I'd argue that silo-based ICBMs are the MOST survivable and cost effictive. Doesn't even matter than you can dig one out with a direct hit. Why? Because you've got hundreds of hardpoints to hit before they can launch, and with early warning getting better all the time (if they don't have the ability to actually image enemy launches early in flight I'd be astonished) the likelihood of knocking out 450 hardpoints in the space of literally seconds, before they've been able to launch, is practically zero. On the other hand, 7 torpedos could knock out the entire deployed Trident force at a stroke.

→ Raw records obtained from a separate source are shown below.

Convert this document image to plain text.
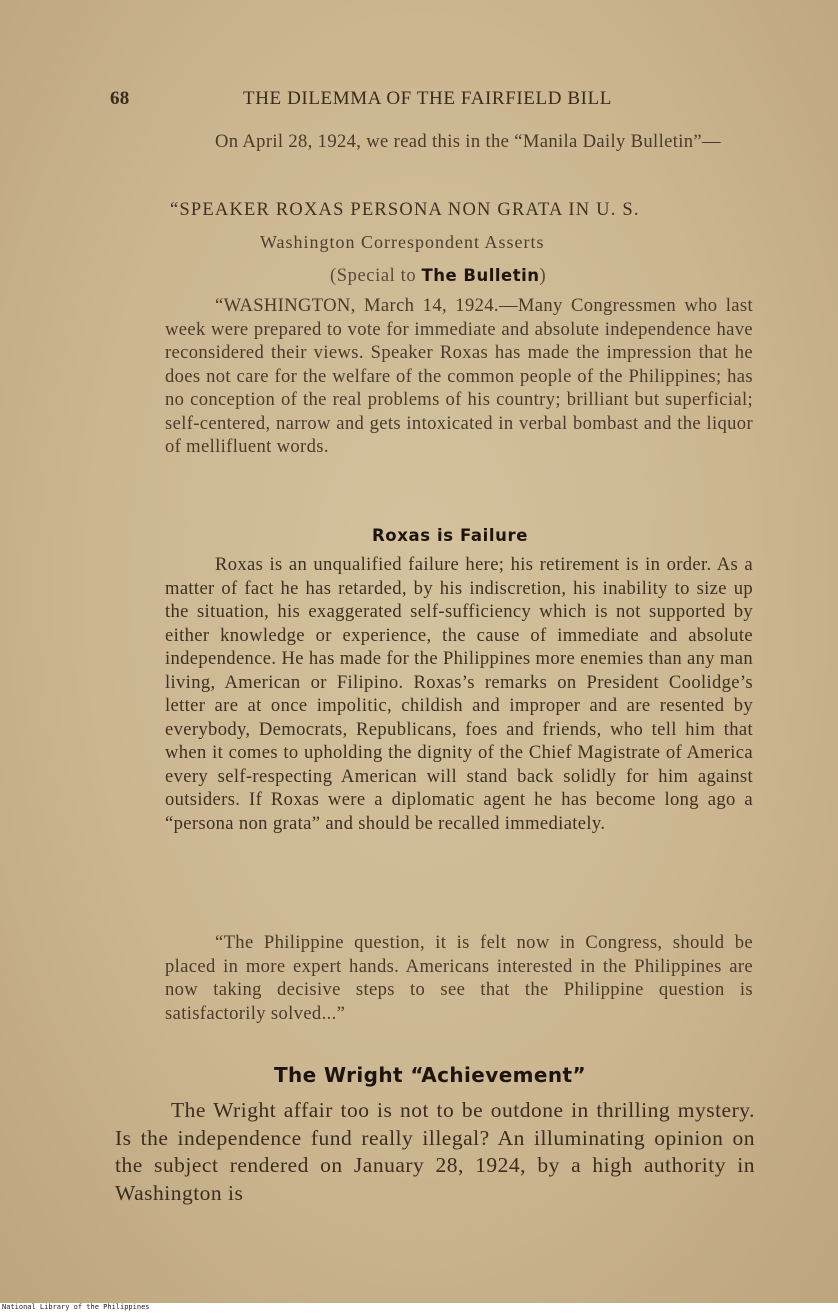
68	THE DILEMMA OF THE FAIRFIELD BILL

On April 28, 1924, we read this in the “Manila Daily Bulletin”—

“SPEAKER ROXAS PERSONA NON GRATA IN U. S.
Washington Correspondent Asserts
(Special to The Bulletin)

“WASHINGTON, March 14, 1924.—Many Congressmen who last week were prepared to vote for immediate and absolute independence have reconsidered their views. Speaker Roxas has made the impression that he does not care for the welfare of the common people of the Philippines; has no conception of the real problems of his country; brilliant but superficial; self-centered, narrow and gets intoxicated in verbal bombast and the liquor of mellifluent words.

Roxas is Failure

Roxas is an unqualified failure here; his retirement is in order. As a matter of fact he has retarded, by his indiscretion, his inability to size up the situation, his exaggerated self-sufficiency which is not supported by either knowledge or experience, the cause of immediate and absolute independence. He has made for the Philippines more enemies than any man living, American or Filipino. Roxas’s remarks on President Coolidge’s letter are at once impolitic, childish and improper and are resented by everybody, Democrats, Republicans, foes and friends, who tell him that when it comes to upholding the dignity of the Chief Magistrate of America every self-respecting American will stand back solidly for him against outsiders. If Roxas were a diplomatic agent he has become long ago a “persona non grata” and should be recalled immediately.

“The Philippine question, it is felt now in Congress, should be placed in more expert hands. Americans interested in the Philippines are now taking decisive steps to see that the Philippine question is satisfactorily solved...”

The Wright “Achievement”

The Wright affair too is not to be outdone in thrilling mystery. Is the independence fund really illegal? An illuminating opinion on the subject rendered on January 28, 1924, by a high authority in Washington is

National Library of the Philippines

The "whither on the vine" strategy of disarmament continues

The commanders of two numbered air forces in charge of nuclear operations are concerned about pockets of inexperience among personnel across the enterprise, and New START treaty weapons reductions could have a particularly detrimental effect on the intercontinental ballistic missile force structure depending on how they are implemented.
 
bobbymike said:
U.S. Weighs Further Strategic Nuke Reductions Thursday, Sept. 22, 2011 ... "Even unilateral" arsenal reductions could be an option if no deal on reductions is reached, he said (Bill Gertz, Washington Times, Sept. 21).--------------------------------------------------------------------------------------------------------
Are you kidding me? There was no reason to reduce to even New Start levels let alone go further, it fact IMHO it would be dangerous.


This is down right reckless. At some point "minimum deterrence" will not deter, or a usable weakness will be found, and we will be toast. Or toasted. Ironic how those morons so afraid of nuclear weapons just might create the situation where we find them used on us.